Machine learning open source community is very active, there are plenty of efficient tools available, and lot more are being developed/released often, so do not try to reinvent the wheel in terms of solutions/algorithms/tools unless required. Try to understand what solutions exist in the market before venturing into building something from scratch.

Start with Simple Models

A434293_1_En_7_Fig3_HTML.jpg
Figure 7-3. Start with simple model

Always start with simple models (such as regressions), as these can be explained easily in layman terms to any non-techie people. This will help you and the subject matter experts to understand the variable relationships and gain confidence in the model. Further it will significantly help you to create the right features. Move to complex models only if you see a noteworthy increase in the model performance.

Focus on Feature Engineering

A434293_1_En_7_Fig4_HTML.jpg
Figure 7-4. Feature engineering is an art

Relevant features lead to efficient models, not more features! Note that including a large number of features might lead to an over-fitting problem. Including relevant features in the model is the key to building an efficient model. Remember that the feature engineering part is talked about as an art form and is the key differentiator in competitive machine learning. The right ingredients mixed to the right quantity are the secret for tasty food, similarly passing the relevant/right features to the machine learning algorithm is the secret to efficient model.

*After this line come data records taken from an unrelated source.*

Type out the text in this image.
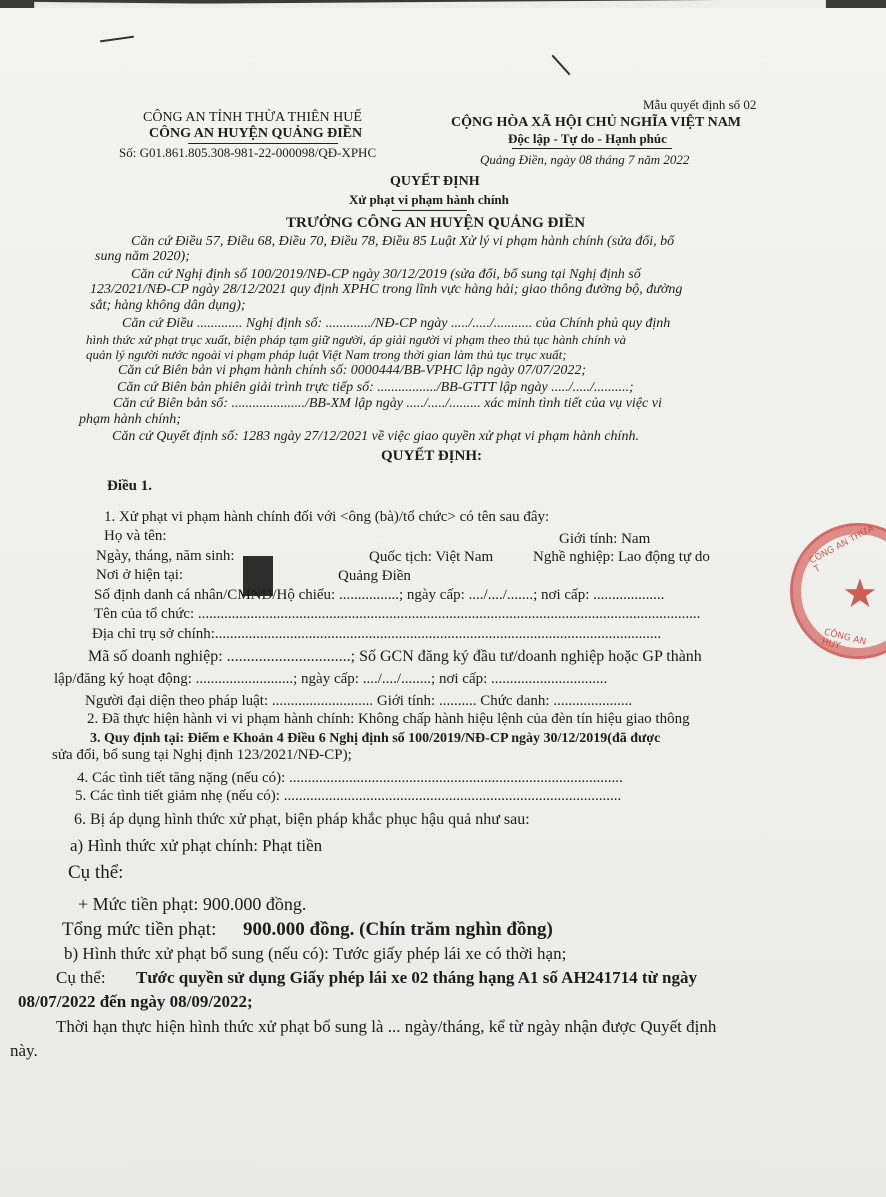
Mẫu quyết định số 02
CÔNG AN TỈNH THỪA THIÊN HUẾ
CÔNG AN HUYỆN QUẢNG ĐIỀN
Số: G01.861.805.308-981-22-000098/QĐ-XPHC
CỘNG HÒA XÃ HỘI CHỦ NGHĨA VIỆT NAM
Độc lập - Tự do - Hạnh phúc
Quảng Điền, ngày 08 tháng 7 năm 2022
QUYẾT ĐỊNH
Xử phạt vi phạm hành chính
TRƯỞNG CÔNG AN HUYỆN QUẢNG ĐIỀN
Căn cứ Điều 57, Điều 68, Điều 70, Điều 78, Điều 85 Luật Xử lý vi phạm hành chính (sửa đổi, bổ
sung năm 2020);
Căn cứ Nghị định số 100/2019/NĐ-CP ngày 30/12/2019 (sửa đổi, bổ sung tại Nghị định số
123/2021/NĐ-CP ngày 28/12/2021 quy định XPHC trong lĩnh vực hàng hải; giao thông đường bộ, đường
sắt; hàng không dân dụng);
Căn cứ Điều ............. Nghị định số: ............./NĐ-CP ngày ...../...../........... của Chính phủ quy định
hình thức xử phạt trục xuất, biện pháp tạm giữ người, áp giải người vi phạm theo thủ tục hành chính và
quản lý người nước ngoài vi phạm pháp luật Việt Nam trong thời gian làm thủ tục trục xuất;
Căn cứ Biên bản vi phạm hành chính số: 0000444/BB-VPHC lập ngày 07/07/2022;
Căn cứ Biên bản phiên giải trình trực tiếp số: ................./BB-GTTT lập ngày ...../...../..........;
Căn cứ Biên bản số: ...................../BB-XM lập ngày ...../...../......... xác minh tình tiết của vụ việc vi
phạm hành chính;
Căn cứ Quyết định số: 1283 ngày 27/12/2021 về việc giao quyền xử phạt vi phạm hành chính.
QUYẾT ĐỊNH:
Điều 1.
1. Xử phạt vi phạm hành chính đối với <ông (bà)/tổ chức> có tên sau đây:
Họ và tên:	Giới tính: Nam
Ngày, tháng, năm sinh:	Quốc tịch: Việt Nam	Nghề nghiệp: Lao động tự do
Nơi ở hiện tại:	Quảng Điền
Số định danh cá nhân/CMND/Hộ chiếu: ................; ngày cấp: ..../..../.......; nơi cấp: ...................
Tên của tổ chức: ......................................................................................................................................
Địa chỉ trụ sở chính:.......................................................................................................................
Mã số doanh nghiệp: ...............................; Số GCN đăng ký đầu tư/doanh nghiệp hoặc GP thành
lập/đăng ký hoạt động: ..........................; ngày cấp: ..../..../........; nơi cấp: ...............................
Người đại diện theo pháp luật: ........................... Giới tính: .......... Chức danh: .....................
2. Đã thực hiện hành vi vi phạm hành chính: Không chấp hành hiệu lệnh của đèn tín hiệu giao thông
3. Quy định tại: Điểm e Khoản 4 Điều 6 Nghị định số 100/2019/NĐ-CP ngày 30/12/2019(đã được
sửa đổi, bổ sung tại Nghị định 123/2021/NĐ-CP);
4. Các tình tiết tăng nặng (nếu có): .........................................................................................
5. Các tình tiết giảm nhẹ (nếu có): ..........................................................................................
6. Bị áp dụng hình thức xử phạt, biện pháp khắc phục hậu quả như sau:
a) Hình thức xử phạt chính: Phạt tiền
Cụ thể:
+ Mức tiền phạt: 900.000 đồng.
Tổng mức tiền phạt: 900.000 đồng. (Chín trăm nghìn đồng)
b) Hình thức xử phạt bổ sung (nếu có): Tước giấy phép lái xe có thời hạn;
Cụ thể: Tước quyền sử dụng Giấy phép lái xe 02 tháng hạng A1 số AH241714 từ ngày
08/07/2022 đến ngày 08/09/2022;
Thời hạn thực hiện hình thức xử phạt bổ sung là ... ngày/tháng, kể từ ngày nhận được Quyết định
này.
★
CÔNG AN THỪA T
CÔNG AN HUY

Beware of Common ML Imposters

Carefully handle some of the common machine learning imposters such as data quality issues (such as missing data, outliers, categorical data, scaling), imbalanced dataset for classification, over-fitting, and under-fitting. Use the appropriate techniques discussed in Chapter 3 for handling data quality issues and techniques discussed in Chapter 4, model diagnosis and tuning, such as ensemble techniques, and hyperparameter tuning to improve the model performance. To get started on real life use cases, I encourage you to try using the dataset or the problem statements provided by various online forums such as UCI Machine Learning Repository, Kaggle etc. As it goes “if you want to go fast go alone, if you want to go far go together”, so remember that using a single machine learning algorithm you can solve a given problem quickly, however using ensemble or stacking techniques will give you the edge in achieving the greatest results possible.

Happy Machine Learning

I hope this expedition of machine learning in simplified six steps has been worthwhile, and I hope this helps you to start a new journey of applying them on real-world problems. I wish you all the very best and success for your further quests.